Nevertheless, in UAV-assisted vehicular task offloading scenarios, security threats and trust challenges become significantly more severe. Due to the complexity of the multi-layer air–ground collaborative communication architecture, various potential attack surfaces and uncertainties exist within the network. On the one hand, UAVs, functioning as aerial relays or computational units, are more vulnerable to signal interference, spoofing, and falsified information injection. On the other hand, both UAVs and vehicles are characterized by high mobility and anonymity, which makes it easier for malicious entities to disguise themselves as trustworthy participants and conduct attacks such as blackhole attacks and false-feedback attacks. Moreover, due to privacy protection and data minimization principles, intermediate computational results and state information are often hidden or inaccessible during task execution, resulting in reduced transparency and auditability. This further complicates the detection, trust evaluation, and traceability of malicious behaviors.
Blackhole attacks and false-feedback attacks are two typical types of malicious behaviors in UAV-assisted vehicular network task offloading scenarios. Figure 1 illustrates how a blackhole node intercepts and drops task flows, while a false-feedback node contaminates computation results within this context.
The core of a blackhole attack [37,38] lies in malicious nodes falsifying routing information or falsely claiming superior computing and forwarding capabilities to mislead other nodes into offloading tasks to them. Once the tasks are received, these nodes neither forward nor execute them but directly discard the data packets or computation requests. In task offloading scenarios, blackhole attacks lead directly to task loss, reduced task completion rates, and increased end-to-end latency. More critically, in multi-hop cooperative offloading mechanisms, packet loss at a single point can trigger rollback, retransmission, or rescheduling, resulting in cascading bottlenecks that degrade service availability and real-time performance guarantees. In latency- and reliability-sensitive applications such as autonomous driving assistance and emergency situation coordination, such cascading effects may even cause functional interruptions or significantly increase safety risks.
The false-feedback attack [39,40] is equally destructive during the task offloading process. In this type of attack, an adversarial node, after receiving a task—whether or not it actually executes it—submits falsified high-quality results or exaggerated performance metrics to raise its reputation. In task offloading scenarios, such nodes can quickly accumulate high reputation scores in the short term, thereby gaining more high-value task allocations. However, in the long run, since these nodes do not truly perform the computations, the network suffers from numerous task failures, incorrect outputs, or hidden data pollution, leading to instability in the offloading process and unreliability of results. Moreover, false feedback distorts scheduling and resource allocation strategies, causing valuable computing resources that should have been assigned to honest vehicles, RSUs, or UAVs to be misused or wasted, thereby undermining the overall efficiency and trust foundation of the integrated air-ground vehicular network.
The main objective of this paper is to construct a secure and efficient task offloading mechanism in vehicular networks in the presence of blackhole attacks and false feedback attacks.
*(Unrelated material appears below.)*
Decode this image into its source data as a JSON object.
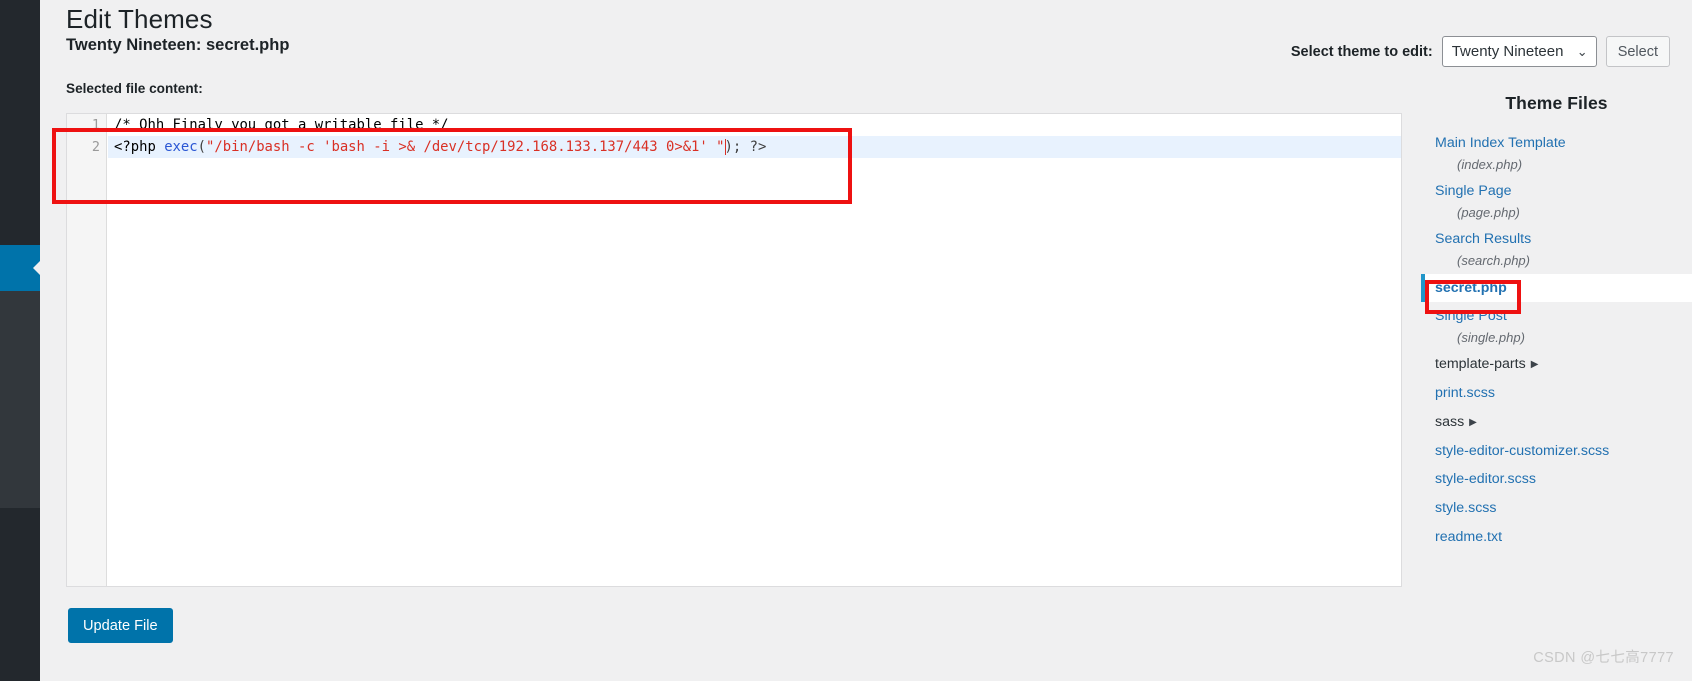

4. Task Offloading Model for Multi-Objective Optimization Based on Reputation Evaluation

To enable efficient and secure task offloading in vehicular network scenarios subject to blackhole and false-feedback attacks, this paper proposes a reputation-aware, multi-objective task offloading model named TOM-RE. The TOM-RE framework is illustrated in Figure 2 and comprises three main components: a two-level task classification module, a reputation assessment module, and a task offloading module. The two-level classification module refines tasks—initially grouped as emergency-safety, safety-assist, and non-real-time entertainment—into finer-grained clusters; the reputation assessment module applies differentiated reputation models to participating RSUs, vehicles, and UAVs; and the task offloading module integrates reputation scores to make multi-objective optimized offloading decisions.
The two-level task classification module takes multi-dimensional QoS features (e.g., task delay sensitivity, computational density, memory footprint, and data entropy value) as input. Tasks are first assigned to the three coarse-grained classes and then further partitioned within each class using second-stage K-means clustering to improve intra-cluster consistency. Light-PPO is then employed to derive a compact priority decision table from the clustering boundaries, supporting efficient online priority mapping (see Section 4.1). The reputation assessment module adopts differentiated modeling for heterogeneous nodes: for RSUs, an LSTM captures temporal dynamics of service availability, data accuracy, and resource utilization to produce instantaneous reputation values that are fused with historical reputation to obtain composite scores; for vehicles and UAVs, multiple indicators (task completion rate, processing delay, error rate, feedback score, etc.) form the state representation, and a deep reinforcement learning agent adaptively adjusts indicator weights—combined with exponential smoothing and weighted recommendation fusion—to yield global reputation values that identify and de-prioritize suspicious or malicious nodes (see Section 4.2). The task offloading module formulates offloading as a constrained multi-objective optimization problem—minimizing latency and energy while promoting load balance—and employs NSGA-II to search the Pareto front under constraints on task delay, node reputation, and computational capacity, thereby producing feasible offloading strategies (see Section 4.3).
The sub-cluster labels produced by the two-level classification and the priority table generated by Light-PPO serve as task descriptors and priority inputs to the offloading module, constraining and guiding NSGA-II’s search space. Concurrently, the reputation module supplies real-time availability and trust constraints that enable the offloading module to proactively avoid untrustworthy nodes under blackhole and false-feedback attack scenarios. Execution outcomes and callback feedback from the offloading module are fed back to update the reputation models and to trigger periodic re-clustering and Light-PPO policy adjustments, forming a closed-loop workflow that jointly optimizes task scheduling while enhancing robustness against malicious behavior.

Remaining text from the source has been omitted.